Pay-per-usage. You only pay the Apify platform charges (compute time + proxies + transfer). No separate developer fee.


❓ Frequently Asked Questions

Q: Why are some articles skipped?
A: They failed at least one filter — date cut-off, mustHaveDate, minWords, or onlyNewArticles (already seen in a previous run). The log line states which one.

Q: The site keeps blocking me.
A: Leave proxyConfiguration.useApifyProxy = false. The actor will auto-escalate to datacenter and then residential proxies (and retry up to 3 times residential). If even that fails, enable useBrowser.

Q: Will it work for paywalled articles?
A: It honours soft-paywall workarounds (Googlebot UA) but does not bypass strict authentication.

Q: How do I keep cross-run memory?
A: Toggle onlyNewArticles or onlyNewArticlesPerDomain. The actor keeps state in a named KVS — if that fails (e.g. Store run with limited permissions) it falls back to the run-default store.

Q: Can I customise the output?
A: Yes — supply extendOutputFunction as a Python snippet defining extend(soup, article, html) -> dict. The returned dict is merged into the record.


🛟 Support & Feedback

Use the Issues tab on the Actor page, or open a discussion on the Apify community forum.
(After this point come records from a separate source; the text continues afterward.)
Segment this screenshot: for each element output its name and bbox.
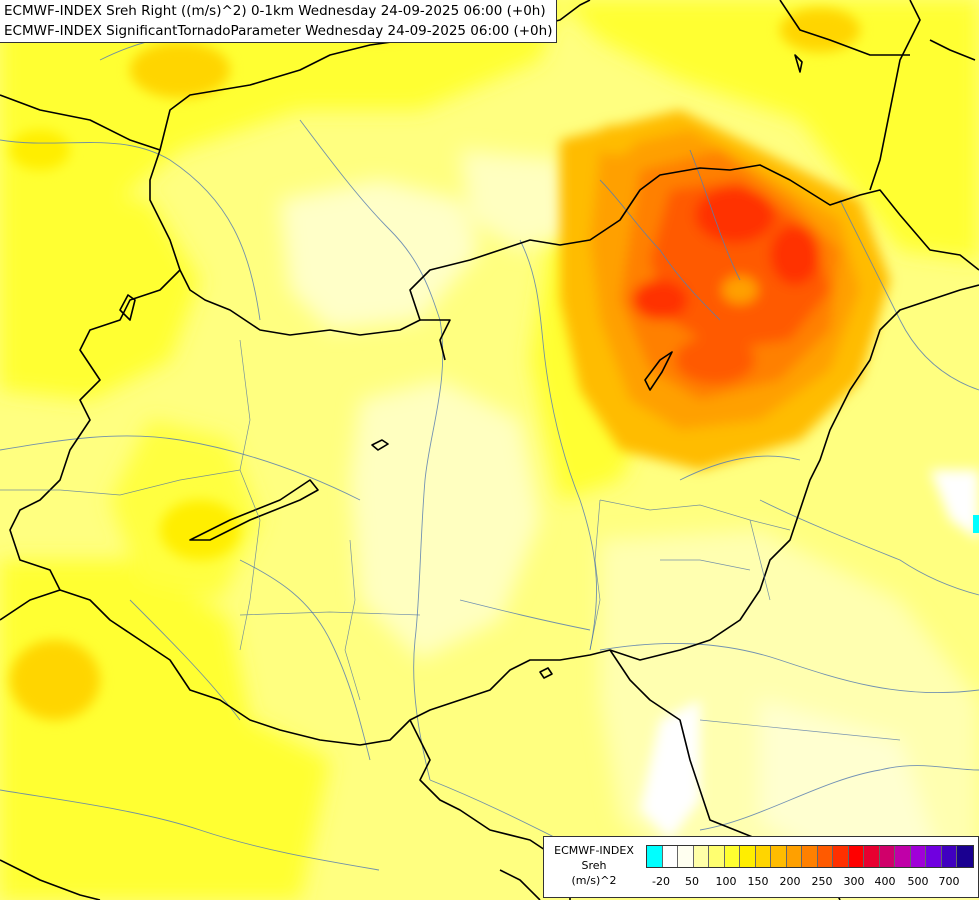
cyan-spot [973,515,979,533]
rivers [0,35,979,871]
legend-swatch [802,846,818,867]
legend-swatch [957,846,973,867]
legend-swatch [833,846,849,867]
legend-swatch [941,846,957,867]
legend-label: ECMWF-INDEX Sreh (m/s)^2 [544,843,644,888]
legend-tick-label: -20 [652,875,670,888]
legend-tick-label: 400 [874,875,896,888]
legend-swatch [926,846,942,867]
legend-ticks: -20 50 100 150 200 250 300 400 500 700 [544,875,978,889]
legend-tick-label: 500 [907,875,929,888]
legend-tick-label: 150 [747,875,769,888]
legend-swatch [755,846,771,867]
legend-swatch [786,846,802,867]
legend-line-param: Sreh [581,859,607,872]
legend-swatch [678,846,694,867]
regional-boundaries [0,339,901,741]
legend-tick-label: 100 [715,875,737,888]
legend-swatch [771,846,787,867]
legend-swatch [895,846,911,867]
legend-swatch [724,846,740,867]
legend-tick-label: 200 [779,875,801,888]
field-hotspot [560,110,890,470]
legend-tick-label: 50 [685,875,699,888]
legend-swatch [817,846,833,867]
legend-tick-label: 250 [811,875,833,888]
legend-swatch [709,846,725,867]
field-white [640,470,979,840]
legend-tick-label: 700 [938,875,960,888]
map-title-box: ECMWF-INDEX Sreh Right ((m/s)^2) 0-1km W… [0,0,558,43]
title-line-stp: ECMWF-INDEX SignificantTornadoParameter … [4,23,553,39]
legend-swatch [910,846,926,867]
legend-line-model: ECMWF-INDEX [554,844,634,857]
legend-swatch [662,846,678,867]
color-legend: ECMWF-INDEX Sreh (m/s)^2 -20 50 100 150 200 2… [543,836,979,898]
legend-swatch [647,846,663,867]
legend-swatches [646,845,974,868]
legend-line-unit: (m/s)^2 [571,874,617,887]
title-line-sreh: ECMWF-INDEX Sreh Right ((m/s)^2) 0-1km W… [4,3,546,19]
legend-swatch [864,846,880,867]
legend-swatch [848,846,864,867]
legend-swatch [740,846,756,867]
legend-swatch [879,846,895,867]
legend-tick-label: 300 [843,875,865,888]
legend-swatch [693,846,709,867]
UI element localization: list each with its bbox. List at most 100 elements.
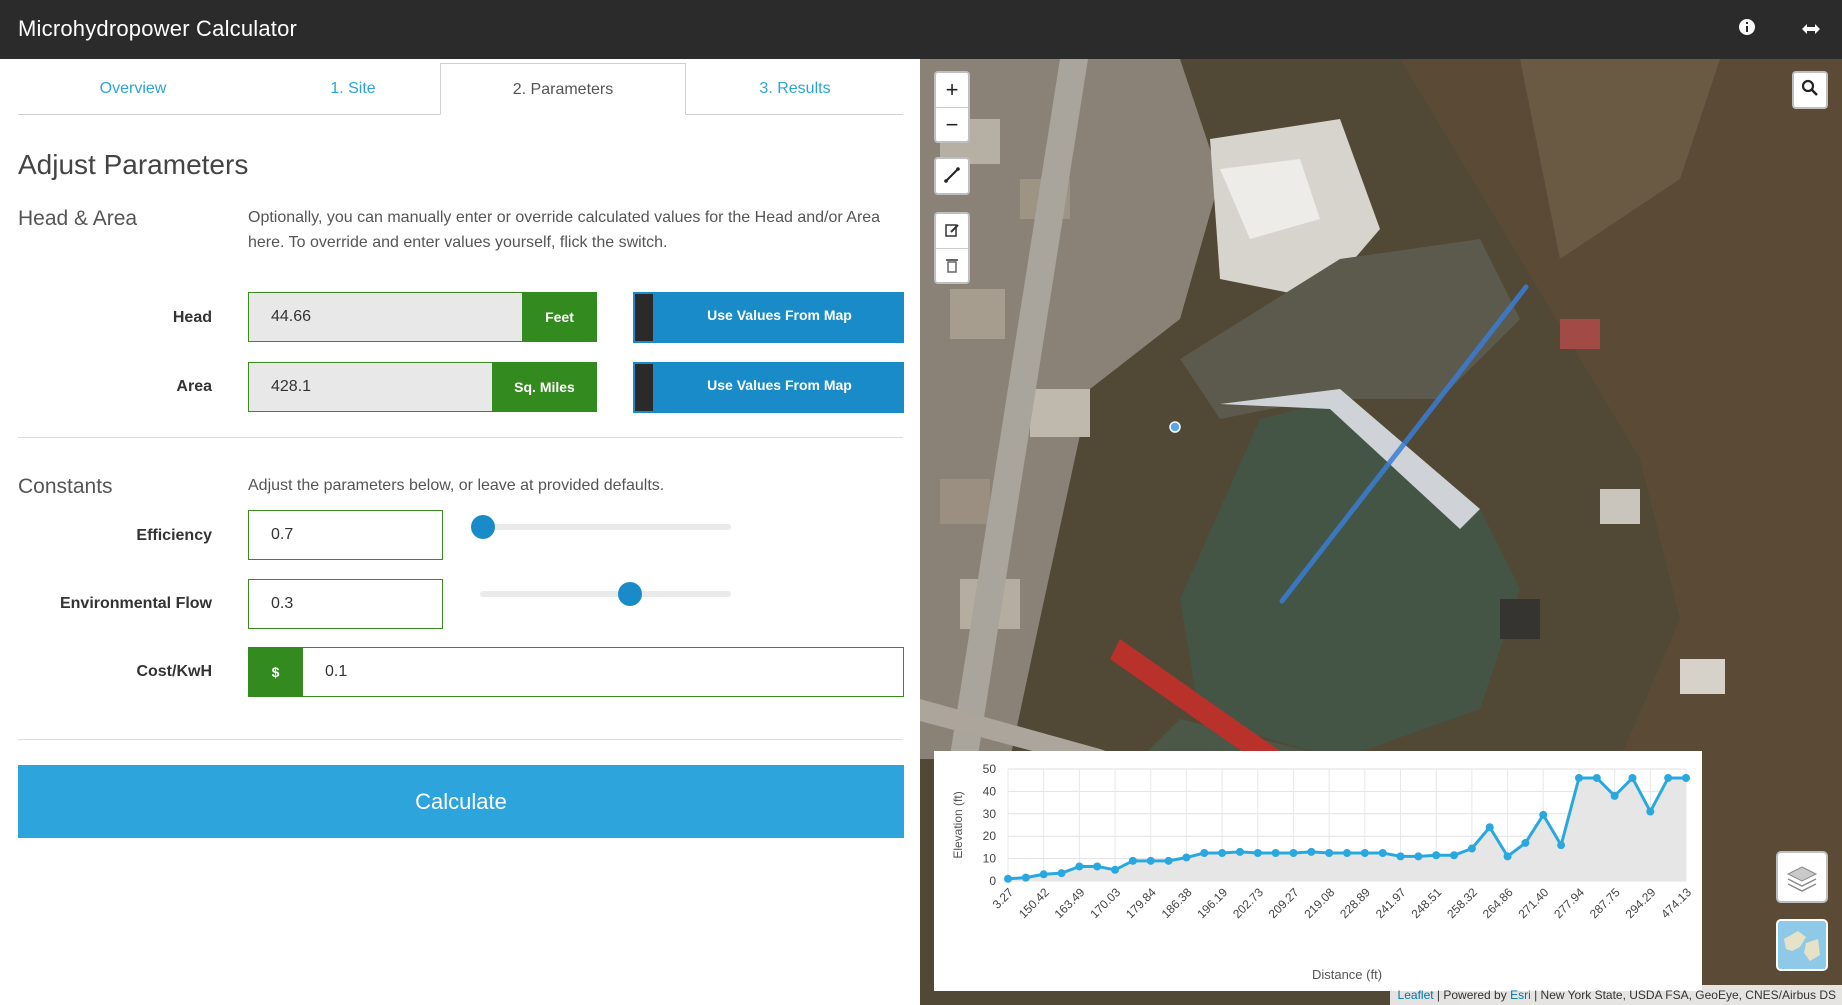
x-tick-label: 150.42 bbox=[1016, 885, 1052, 921]
zoom-out-button[interactable]: − bbox=[936, 107, 968, 141]
expand-horizontal-icon[interactable] bbox=[1798, 17, 1824, 43]
efficiency-slider[interactable] bbox=[471, 515, 731, 539]
efficiency-slider-thumb[interactable] bbox=[471, 515, 495, 539]
elevation-point bbox=[1004, 874, 1012, 883]
elevation-point bbox=[1307, 847, 1316, 856]
elevation-point bbox=[1574, 773, 1583, 782]
parameters-panel: Overview 1. Site 2. Parameters 3. Result… bbox=[0, 59, 920, 1005]
layers-icon bbox=[1786, 866, 1818, 892]
head-use-map-label: Use Values From Map bbox=[707, 307, 852, 323]
leaflet-link[interactable]: Leaflet bbox=[1397, 988, 1434, 1002]
x-tick-label: 258.32 bbox=[1444, 885, 1480, 921]
efficiency-label: Efficiency bbox=[136, 527, 212, 544]
x-tick-label: 294.29 bbox=[1623, 885, 1659, 921]
head-unit: Feet bbox=[522, 292, 597, 342]
page-title: Adjust Parameters bbox=[18, 149, 249, 180]
elevation-point bbox=[1521, 838, 1530, 847]
elevation-point bbox=[1664, 773, 1673, 782]
y-tick-label: 50 bbox=[983, 762, 997, 776]
elevation-point bbox=[1325, 849, 1334, 857]
environmental-flow-slider[interactable] bbox=[480, 582, 731, 606]
environmental-flow-slider-thumb[interactable] bbox=[618, 582, 642, 606]
y-tick-label: 20 bbox=[983, 829, 997, 843]
head-area-description: Optionally, you can manually enter or ov… bbox=[248, 209, 881, 251]
elevation-point bbox=[1200, 849, 1209, 857]
elevation-point bbox=[1075, 862, 1084, 871]
search-icon[interactable] bbox=[1794, 73, 1826, 107]
satellite-map[interactable]: + − 0 10 20 30 40 50 3.27 150.42 163.49 170.03 179… bbox=[920, 59, 1842, 1005]
basemap-toggle-button[interactable] bbox=[1776, 919, 1828, 971]
attribution-sources: | New York State, USDA FSA, GeoEye, CNES… bbox=[1530, 988, 1836, 1002]
tab-parameters[interactable]: 2. Parameters bbox=[440, 63, 686, 115]
area-use-map-toggle[interactable]: Use Values From Map bbox=[633, 362, 904, 413]
elevation-point bbox=[1414, 852, 1423, 861]
head-input[interactable]: 44.66 bbox=[248, 292, 524, 342]
elevation-point bbox=[1128, 856, 1137, 865]
x-tick-label: 228.89 bbox=[1337, 885, 1373, 921]
tab-site[interactable]: 1. Site bbox=[330, 80, 376, 97]
x-tick-label: 163.49 bbox=[1052, 885, 1088, 921]
elevation-point bbox=[1057, 869, 1066, 878]
elevation-point bbox=[1093, 862, 1102, 871]
cost-input[interactable]: 0.1 bbox=[302, 647, 904, 697]
tab-results[interactable]: 3. Results bbox=[759, 80, 831, 97]
area-input[interactable]: 428.1 bbox=[248, 362, 494, 412]
head-use-map-toggle[interactable]: Use Values From Map bbox=[633, 292, 904, 343]
elevation-point bbox=[1271, 849, 1280, 857]
x-tick-label: 248.51 bbox=[1408, 885, 1444, 921]
draw-line-icon[interactable] bbox=[936, 159, 968, 193]
x-tick-label: 271.40 bbox=[1516, 885, 1552, 921]
elevation-point bbox=[1485, 823, 1494, 832]
cost-prefix: $ bbox=[248, 647, 303, 697]
calculate-button[interactable]: Calculate bbox=[18, 765, 904, 838]
x-tick-label: 241.97 bbox=[1373, 885, 1409, 921]
x-tick-label: 277.94 bbox=[1551, 885, 1587, 921]
y-tick-label: 10 bbox=[983, 852, 997, 866]
x-tick-label: 186.38 bbox=[1159, 885, 1195, 921]
area-use-map-label: Use Values From Map bbox=[707, 377, 852, 393]
elevation-point bbox=[1682, 773, 1690, 782]
elevation-point bbox=[1628, 773, 1637, 782]
edit-control bbox=[934, 212, 970, 284]
x-axis-label: Distance (ft) bbox=[1312, 967, 1382, 982]
elevation-point bbox=[1343, 849, 1351, 857]
globe-icon bbox=[1784, 931, 1820, 961]
tab-overview[interactable]: Overview bbox=[99, 80, 167, 97]
environmental-flow-input[interactable]: 0.3 bbox=[248, 579, 443, 629]
toggle-switch[interactable] bbox=[633, 292, 655, 343]
elevation-point bbox=[1503, 852, 1512, 861]
elevation-profile-chart: 0 10 20 30 40 50 3.27 150.42 163.49 170.03 179.84 1… bbox=[934, 751, 1702, 991]
elevation-area bbox=[1008, 777, 1686, 881]
elevation-point bbox=[1467, 844, 1476, 853]
powered-by-text: | Powered by bbox=[1433, 988, 1511, 1002]
info-icon[interactable] bbox=[1734, 17, 1760, 43]
elevation-point bbox=[1235, 847, 1244, 856]
search-control bbox=[1792, 71, 1828, 109]
divider bbox=[18, 437, 903, 438]
elevation-point bbox=[1182, 853, 1191, 862]
x-tick-label: 202.73 bbox=[1230, 885, 1266, 921]
y-axis-label: Elevation (ft) bbox=[951, 791, 965, 858]
head-label: Head bbox=[172, 309, 212, 326]
elevation-point bbox=[1146, 856, 1155, 865]
elevation-point bbox=[1610, 791, 1619, 800]
x-tick-label: 209.27 bbox=[1266, 885, 1302, 921]
layers-button[interactable] bbox=[1776, 851, 1828, 903]
area-label: Area bbox=[176, 378, 212, 395]
elevation-point bbox=[1432, 851, 1441, 860]
toggle-switch[interactable] bbox=[633, 362, 655, 413]
zoom-in-button[interactable]: + bbox=[945, 77, 959, 102]
divider bbox=[18, 739, 903, 740]
trash-icon[interactable] bbox=[936, 248, 968, 282]
elevation-point bbox=[1253, 849, 1262, 857]
efficiency-input[interactable]: 0.7 bbox=[248, 510, 443, 560]
elevation-point bbox=[1218, 849, 1227, 857]
elevation-point bbox=[1164, 856, 1173, 865]
constants-heading: Constants bbox=[18, 475, 113, 498]
esri-link[interactable]: Esri bbox=[1510, 988, 1531, 1002]
edit-icon[interactable] bbox=[936, 214, 968, 248]
tab-bar: Overview 1. Site 2. Parameters 3. Result… bbox=[18, 63, 903, 115]
zoom-control: + − bbox=[934, 71, 970, 143]
elevation-point bbox=[1557, 841, 1566, 850]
Pull requests are welcome.


  • Data is collected only from publicly available sources.
  • Do not scrape private accounts or content behind authentication unless explicitly authorised.
  • The end user is responsible for legal compliance (GDPR, CCPA, anti-spam laws, target site ToS, etc.).
  • The actor honours robots.txt for sitemap discovery; it does not enforce robots.txt blocks on crawl URLs — please be a good citizen.